24 de abril de 2013

O pipoqueiro - Leonardo Silvart


Som de inspiração
Muitos textos foram criados enquanto eu ouvia uma música repetidamente.
Você pode dar o play e ler o texto, se quiser. Em alguns casos, para dar um efeito maior
eu solicito que isso seja feito, mas, não é o caso deste texto.


      De uma hora para a outra, tudo perdeu a graça. Ao andar pela praça e... O cheiro da pipoca doce me fez lembrar de você. O pipoqueiro me olhou e sorriu. Na certa lembrou de nossa indecisão para saber se comprávamos a doce ou a salgada e, nessa luta de escolhas, você acabou cedendo. Fiquei feliz porque comeríamos a salgada. Pena que antes de por a primeira na boca você se enrolou no cadarço do próprio tênis e derrubou o saco inteiro no chão. Eu só olhei pra você e sorri. Não precisava lhe dizer nada. Você e seus erros me completavam. Lembro-me que, sorrindo olhei para o pipoqueiro e falei três palavras “agora a doce”. Nós três rimos. Mas, agora, só o pipoqueiro está a exibir sorriso. Na certa porque não sabe que eu e você não nos vemos mais. Só o pipoqueiro sorri. Eu olhei pra ele e, sem poder fingir alegria, segui meu caminho.

     Meu corpo estava cansado de caminhar. Minha mochila pesava sobre meus ombros. Meus joelhos informavam que era a hora de dar uma pausa. Foi quando notei o banco em que nós sentamos naquela vez. Não sei se era o nosso banco preferido, mas, na maior parte das vezes, era escolhíamos o mesmo. E, hoje, estava ocupado por outras pessoas. Outro casal, que ria um para o outro como se tudo girasse em torno deles. Era como nós. Era nós em outro corpo. Era nós no passado e, hoje em dia, nada mais faz sentido. O silêncio que eu fiz quando você disse que iria partir, agora me corroía. As palavras se trancaram em meu peito. O casal, sem notar minha presença, levantou do banco. Eu, vagarosamente, caminhei até ele. E a vez que você trancou o dedo indicador na fresta das tábuas do banco. E eu ria e não lhe ajudava. Estava lhe doendo mas você também não parava de rir. Tudo era essa constante alegria. Sofrimento de verdade, não havia. E seu rosto faceiro era o meu “bom dia” em qualquer manhã. Nem percebi quando sentei no “nosso” banco. Na real, nem sabia porque estava ali. Só senti que as coisas não eram como antes quando uma lágrima escorreu do meu olho. Despreocupada com o percurso, pendurou-se na ponta de meu nariz, e pingou na terra. Quando, então, percebo alguém a me chamar. Era o pipoqueiro que a toda cena assistia. Me olhou no fundo dos olhos, como quem havia entendido a história e estendeu para mim, um saco de pipocas. Olhei para as pipocas e novamente tornei a olhar o pipoqueiro. Aceitei, mesmo sem fome e sem vontade. Olhei para dentro do saco. Pipocas salgadas. O pipoqueiro voltou ao seu carrinho. Comecei a comer para não fazer desfeita. Quando cheguei ao meio do pacote, notei que as pipocas mudaram de cor. Não haviam só salgadas, a metade seguinte era de pipocas doces. Congelei por um instante. A mente pensava. Olhei para o pipoqueiro. Novamente ele tornou a sorrir, mas em riso simples, sem mostrar os dentes. Olhei novamente para as pipocas e soube o que fazer.
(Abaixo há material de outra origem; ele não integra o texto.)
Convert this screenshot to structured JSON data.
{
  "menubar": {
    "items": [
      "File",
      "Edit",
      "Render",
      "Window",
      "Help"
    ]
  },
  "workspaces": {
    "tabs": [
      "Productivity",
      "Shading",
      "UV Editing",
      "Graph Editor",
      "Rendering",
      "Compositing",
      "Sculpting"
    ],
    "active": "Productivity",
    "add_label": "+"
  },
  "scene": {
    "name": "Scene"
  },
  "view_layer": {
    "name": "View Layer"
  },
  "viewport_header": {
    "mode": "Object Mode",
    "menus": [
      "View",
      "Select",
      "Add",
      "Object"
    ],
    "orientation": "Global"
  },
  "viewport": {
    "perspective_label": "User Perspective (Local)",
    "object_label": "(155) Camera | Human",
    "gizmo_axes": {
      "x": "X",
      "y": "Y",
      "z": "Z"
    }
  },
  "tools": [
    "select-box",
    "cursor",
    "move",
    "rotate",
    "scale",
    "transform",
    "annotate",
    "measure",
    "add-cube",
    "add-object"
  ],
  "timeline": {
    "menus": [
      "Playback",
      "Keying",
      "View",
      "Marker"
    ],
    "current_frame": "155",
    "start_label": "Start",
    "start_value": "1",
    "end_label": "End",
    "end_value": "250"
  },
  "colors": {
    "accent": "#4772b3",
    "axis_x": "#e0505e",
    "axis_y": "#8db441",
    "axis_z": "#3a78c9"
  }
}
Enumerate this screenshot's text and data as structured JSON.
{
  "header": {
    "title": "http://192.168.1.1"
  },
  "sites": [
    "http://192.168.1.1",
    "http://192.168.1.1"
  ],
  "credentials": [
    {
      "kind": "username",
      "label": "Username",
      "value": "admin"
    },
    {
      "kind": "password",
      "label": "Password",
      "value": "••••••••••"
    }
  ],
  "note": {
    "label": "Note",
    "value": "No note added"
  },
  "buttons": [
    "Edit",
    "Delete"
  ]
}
     Ainda com o saco de pipocas pela metade, corri até a parada do ônibus, embarquei no primeiro que parou, sabia que todos passariam pelo local que eu queria. Desci do ônibus apressado. Cheguei ao seu prédio. O porteiro, como sempre fazia, liberou minha entrada sem questionar. Toquei a campainha de seu apartamento, rezando para você estar em casa. Querendo que você fosse a pessoa que abriria a porta. E como em uma transmissão, ouço você dizer “já vai!”. Você, então, abre a porta, seus olhos vermelhos, as bochechas coradas, impossível negar que havia chorado. E eu ali, de frente para você. Com o coração na boca. Não havia mais silêncio, nossos olhos falavam tudo. Não havia mais palavras presas porque em poucos segundos eu soltei tudo o que prendia. “Seu olhar é o dono do meu sorriso. Sua falta de juízo, seu temperamento... São imãs que me deixam colado. Seu amor é a realidade dos meus sonhos e você sou eu, porque eu sem você simplesmente não existo. E o “te amo” que agora lhe deixo é apenas o início do quero que você entenda. Não viveremos só de doces. Mas, o melhor é saber que depois do salgado, o doce é bem melhor.”

LEONARDO SILVART

Esse texto é de 2013 e foi reescrito em 2023.